La fantascienza è diffusamente considerata come genere popolare, termine che vuole descrivere la composizione del pubblico al quale questo tipo di letteratura si rivolge: non elitario e dalle aspettative non proprio dannunziane. Ciò lo si deve alla gran mole di racconti che hanno arricchito la tradizione, gravando però sulla qualità media delle opere. Al netto dei grandi maestri, e prima che divenisse un fenomeno culturale in senso stretto, la fantascienza era prodotta da autori mediocri e rivolta a un pubblico culturalmente mediocre. Ecco come la pensava a questo proposito Kurt Vonnegut nel 1980: «Mi sembrava che gli autori di fantascienza scrivessero sui più grandi quesiti del nostro tempo. Mentre gli scrittori più in voga e quelli più rispettati dai critici si stavano ancora confrontando con le sottigliezze del carattere umano, le motivazioni e tutto il resto. E nel frattempo avevamo creato queste macchine mostruose che stavano avendo molta più influenza su di noi di qualsiasi altra cosa… forse questi soggetti non sanno scrivere così bene, ma di sicuro parlano di cose di cui bisogna parlare».
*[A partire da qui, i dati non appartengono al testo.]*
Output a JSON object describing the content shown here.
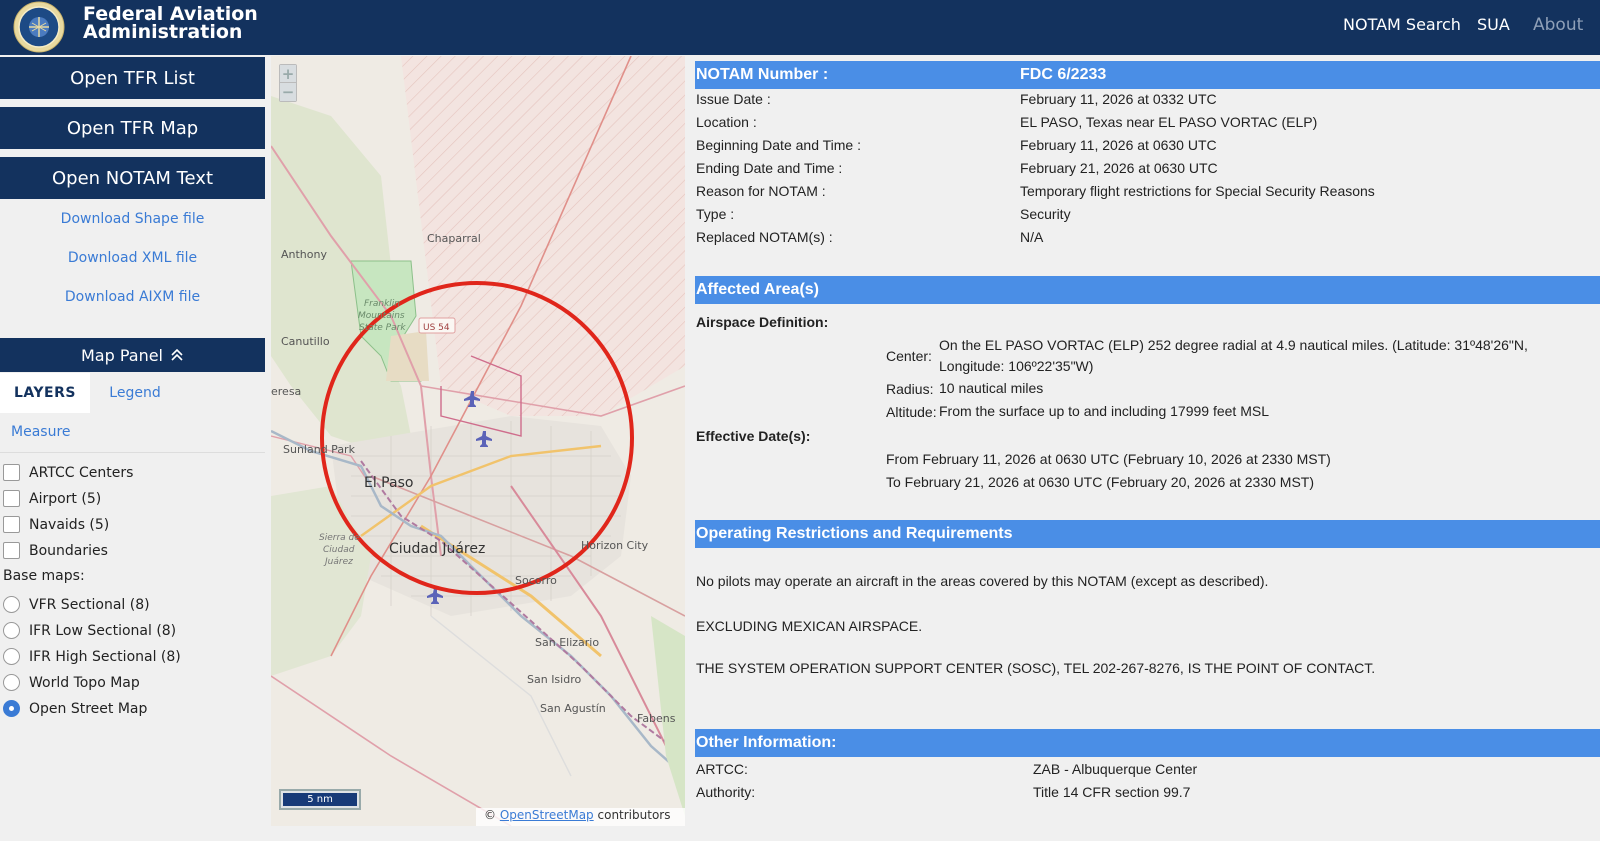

Ricercando nella nebulosa degli autori, si vuole riportare alla luce un nome autorevolissimo del genere, e che in Italia ha riscontrato sempre un particolare successo: Robert Sheckley. In rete non si trova abbastanza da compiacere chi vuol sapere vita morte e miracoli di questo autore. Roberto Quaglia lo ha intervistato nel 2004, un anno prima che morisse. Questa ripresa amatoriale non ha nulla in comune con l’attenzione mediatica riservata ai grandi autori. Sia chiaro che Robert Sheckley figura in tutte le trattazioni di fantascienza degli anni Cinquanta e Sessanta, non è di certo un autore di nicchia.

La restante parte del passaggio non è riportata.